Je ne sais pas comment j'ai fais, mais je suis arrivé au bout.

J'arrive au bout, je ne fais plus du tout attention à ce que je chante, et finalement ce n'est pas si grave parce que j'ai tenu. Je sais juste ce que je veux faire pour la suite : je veux mettre le maximum de vérité et d'émotions dans le dernier vers. Et c'est ce que je fais :

                    

̶ 'Cause I'm not fine at all.

J'ouvre mes yeux et regarde devant moi. Aucun bruit.

Tant mieux.

Je murmure un merci et m'en vais directement rejoindre ma mère à ma place. J'ai les oreilles qui bourdonnent, et je me demande si ce n'est pas à cause de ça que je n'entends rien. Je crois distinguer les lèvres de ma mère former le mot bravo, mais je n'y prête aucune intention. J'attends que la cérémonie finisse.

J'attends que le cercueil soit emmené. J'attends que les gens se pressent pour le voir disparaître dans le four.
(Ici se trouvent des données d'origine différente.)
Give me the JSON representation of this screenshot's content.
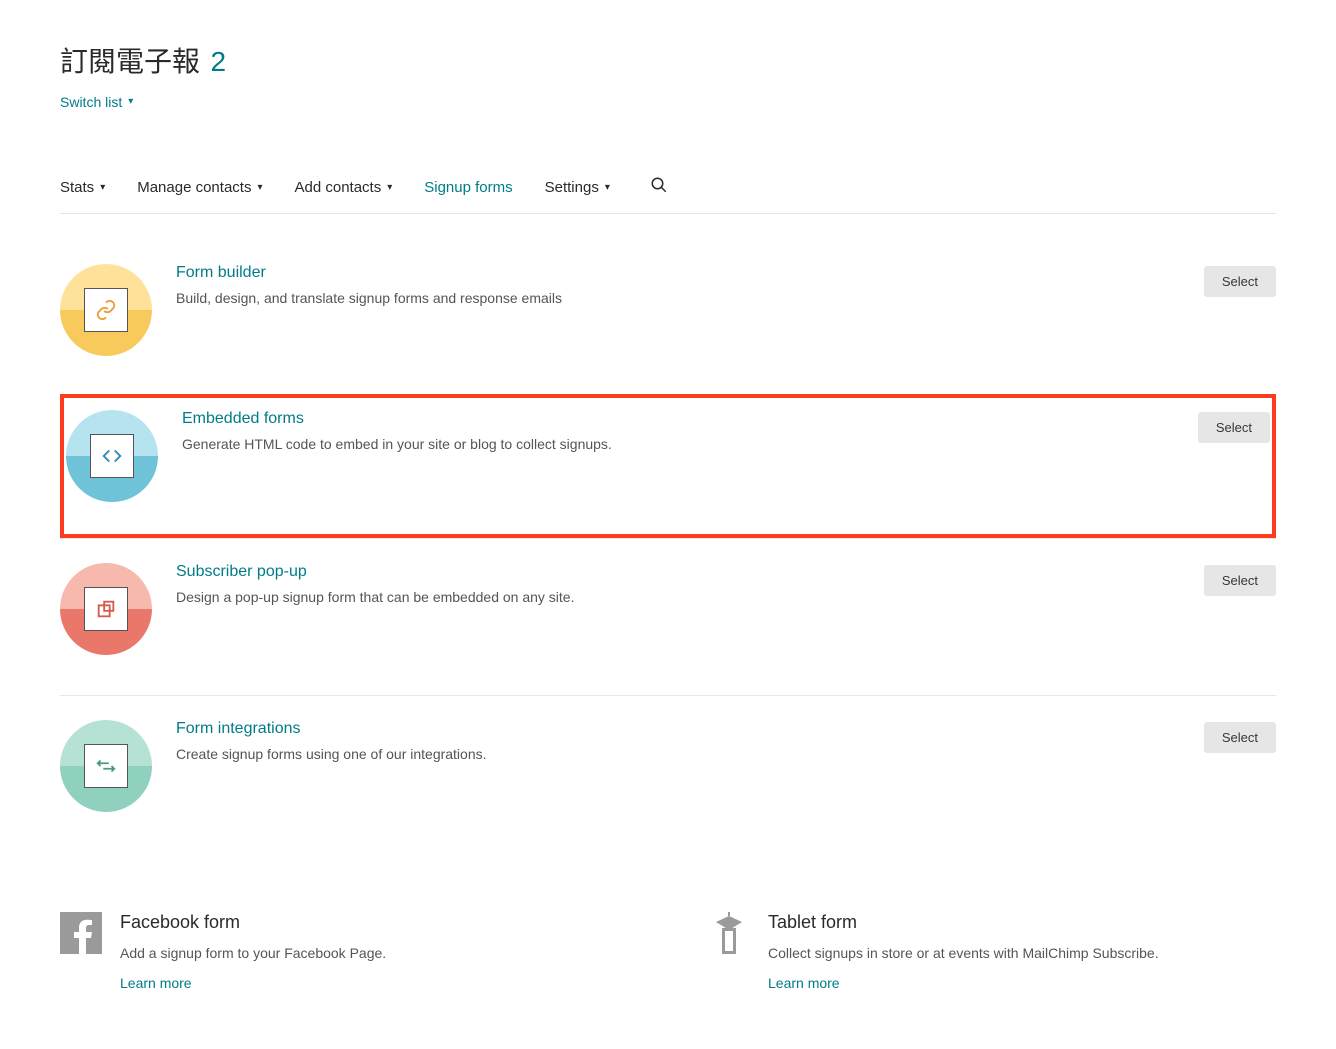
{
  "header": {
    "title": "訂閱電子報",
    "count": "2",
    "switch_list": "Switch list"
  },
  "tabs": {
    "stats": "Stats",
    "manage_contacts": "Manage contacts",
    "add_contacts": "Add contacts",
    "signup_forms": "Signup forms",
    "settings": "Settings"
  },
  "rows": [
    {
      "title": "Form builder",
      "desc": "Build, design, and translate signup forms and response emails",
      "select": "Select"
    },
    {
      "title": "Embedded forms",
      "desc": "Generate HTML code to embed in your site or blog to collect signups.",
      "select": "Select"
    },
    {
      "title": "Subscriber pop-up",
      "desc": "Design a pop-up signup form that can be embedded on any site.",
      "select": "Select"
    },
    {
      "title": "Form integrations",
      "desc": "Create signup forms using one of our integrations.",
      "select": "Select"
    }
  ],
  "bottom": {
    "facebook": {
      "title": "Facebook form",
      "desc": "Add a signup form to your Facebook Page.",
      "learn": "Learn more"
    },
    "tablet": {
      "title": "Tablet form",
      "desc": "Collect signups in store or at events with MailChimp Subscribe.",
      "learn": "Learn more"
    }
  }
}
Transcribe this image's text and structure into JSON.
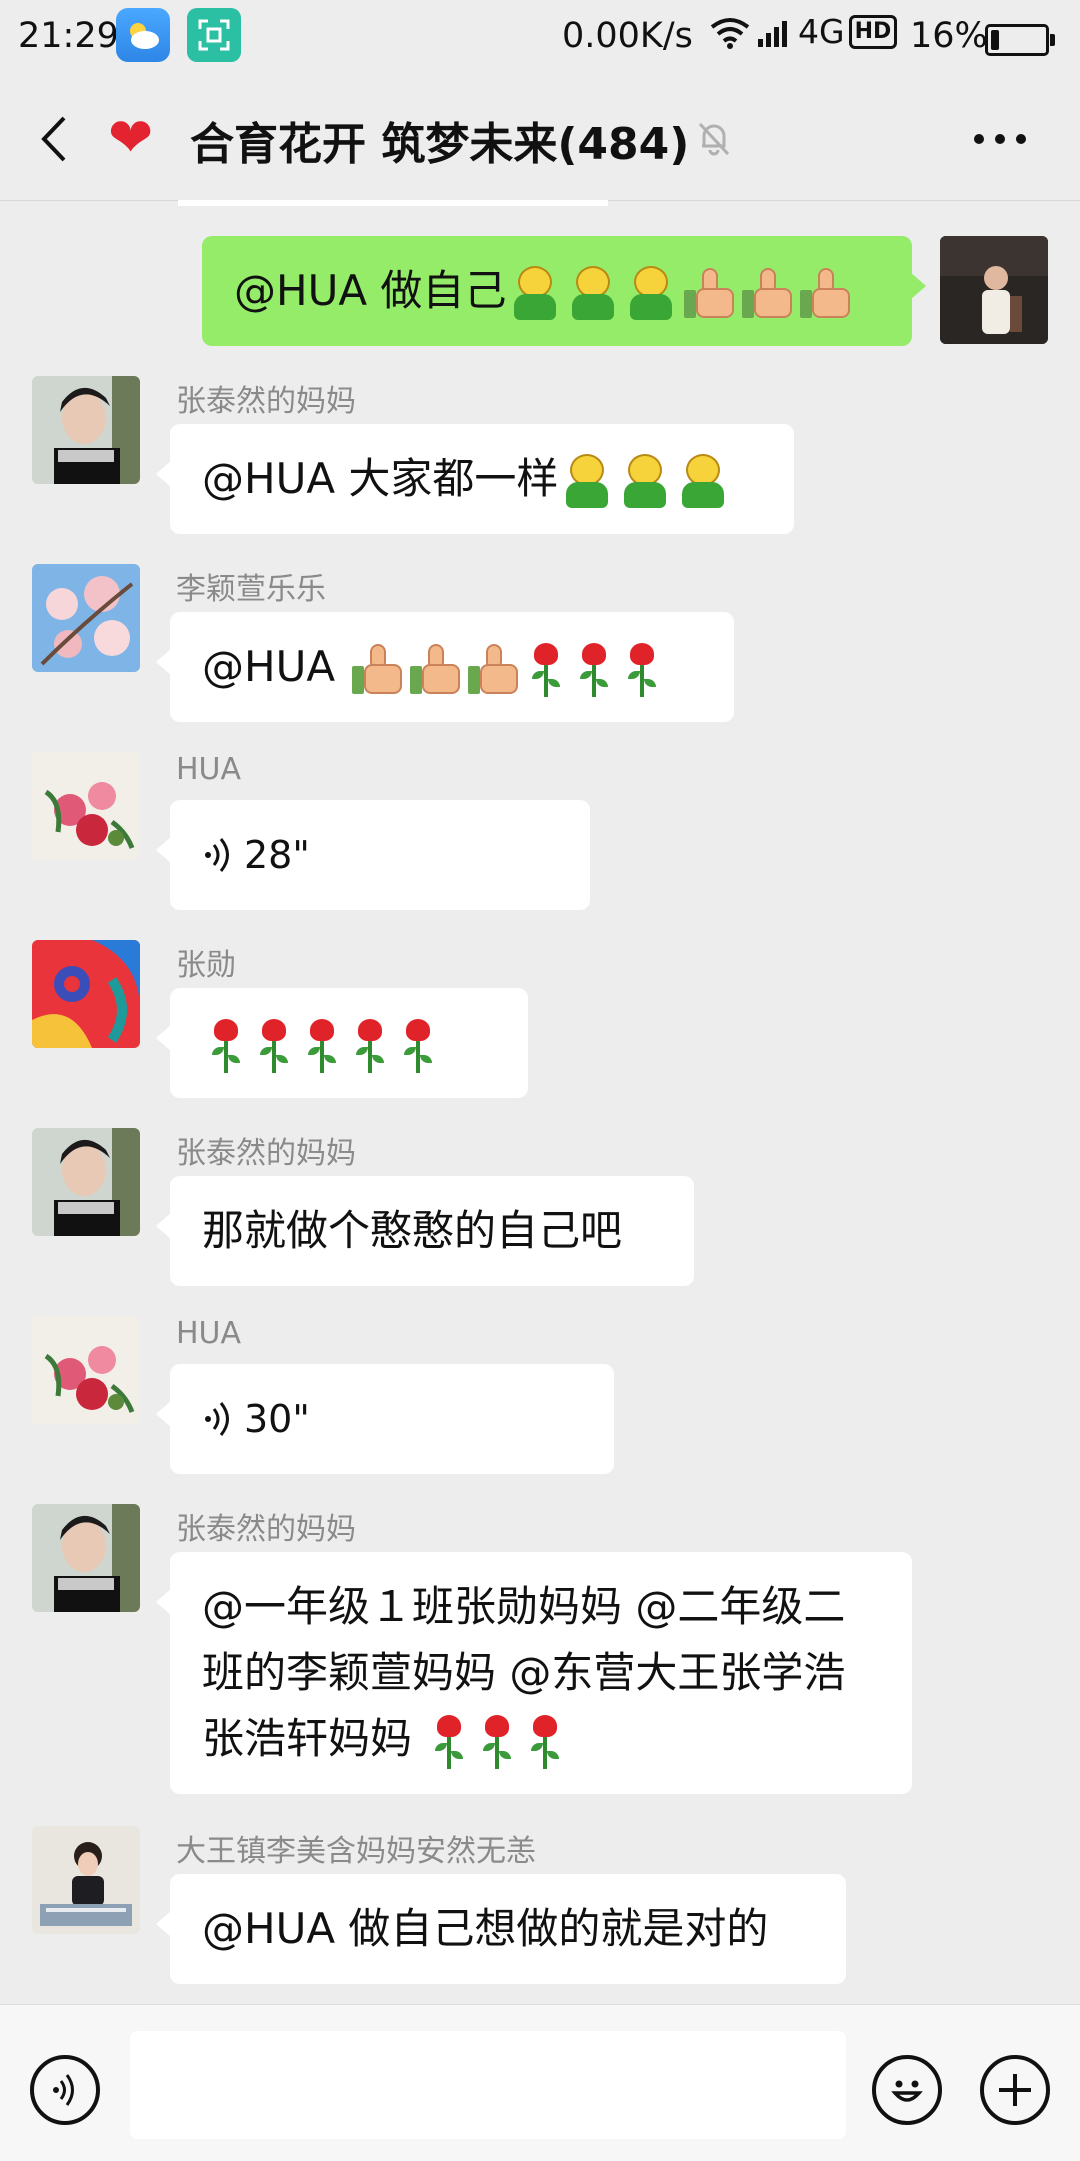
{
  "status_bar": {
    "time": "21:29",
    "net_speed": "0.00K/s",
    "network": "4G",
    "hd": "HD",
    "battery_text": "16%",
    "battery_level": 0.16
  },
  "header": {
    "title": "合育花开 筑梦未来(484)"
  },
  "messages": [
    {
      "type": "text",
      "mine": true,
      "text": "@HUA  做自己",
      "emojis": [
        "doll",
        "doll",
        "doll",
        "thumb",
        "thumb",
        "thumb"
      ]
    },
    {
      "type": "text",
      "sender": "张泰然的妈妈",
      "text": "@HUA  大家都一样",
      "emojis": [
        "doll",
        "doll",
        "doll"
      ]
    },
    {
      "type": "text",
      "sender": "李颖萱乐乐",
      "text": "@HUA ",
      "emojis": [
        "thumb",
        "thumb",
        "thumb",
        "rose",
        "rose",
        "rose"
      ]
    },
    {
      "type": "voice",
      "sender": "HUA",
      "duration": "28\""
    },
    {
      "type": "text",
      "sender": "张勋",
      "text": "",
      "emojis": [
        "rose",
        "rose",
        "rose",
        "rose",
        "rose"
      ]
    },
    {
      "type": "text",
      "sender": "张泰然的妈妈",
      "text": "那就做个憨憨的自己吧",
      "emojis": []
    },
    {
      "type": "voice",
      "sender": "HUA",
      "duration": "30\""
    },
    {
      "type": "text",
      "sender": "张泰然的妈妈",
      "text": "@一年级１班张勋妈妈 @二年级二班的李颖萱妈妈 @东营大王张学浩张浩轩妈妈 ",
      "emojis": [
        "rose",
        "rose",
        "rose"
      ]
    },
    {
      "type": "text",
      "sender": "大王镇李美含妈妈安然无恙",
      "text": "@HUA  做自己想做的就是对的",
      "emojis": []
    }
  ],
  "input": {
    "placeholder": ""
  },
  "colors": {
    "background": "#ededed",
    "my_bubble": "#95ec69",
    "heart": "#e3232f"
  }
}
J'attends de voir le monde sortir.

J'attends la fin de la journée, ou de l'après-midi, je ne sais même plus.

Chanter ainsi à réveiller une partie que je n'apprécie pas vraiment de moi. Je n'étais plus moi, j'allais craquer. Ma jambe tressaute nerveusement alors que je suis le seul encore assis, et probablement le seul encore dans la salle. L'en empêcher ? J'en suis incapable. Et actuellement c'est mauvais signe, vraiment.

Je vais craquer.

Être innarrêtable.

Non.

Hors de question. Pas ici, pas maintenant. Je dois me maîtriser, me contrôler. Pour elle. Comme une question de respect. Je ne veux pas faire une scène. Je me fiche des conséquences une fois arrivé chez moi, mais je n'en ferais pas une à cet instant. Je ne peux...

                    

̶ Taylor... Mon chéri, on y va, c'est fini.

Je n'en demande pas plus, et en moins de temps qu'il n'en faut pour le dire je suis déjà dehors. Ma mère a signé ma libération avec sa phrase.

Mon allure est rapide. Je cours presque. Je sais que mes parents vont rester un peu là-bas, qu'ils vont faire tout ce que je ne peux pas faire, qu'ils vont embrasser Fabien et la famille de Mae, qu'ils vont les réconforter, mais moi j'en suis incapable. Je dois marcher.

Je prends mon téléphone dans un geste automatique et envoie rapidement un SMS à ma mère :

envoyé à Mum, aujourd'hui, à 17h39

Je vais à la maison à pieds, m'attendez pas.

Puis je me mets à courir. Je sais très bien où je veux aller, et je sais que c'est loin sans vraiment l'être. Je lance de la musique sur mon téléphone et cours en le tenant fermement dans ma main.

Je ne m'arrête pas.

Je continue encore et encore d'avancer, sans me retourner. Je ne vois pas le temps passer. J'essaye de ne pas penser, de continuer de me retenir. J'ai besoin d'être calme. J'ai besoin de respirer, j'ai besoin de faire le vide dans mon esprit, j'ai besoin de ça.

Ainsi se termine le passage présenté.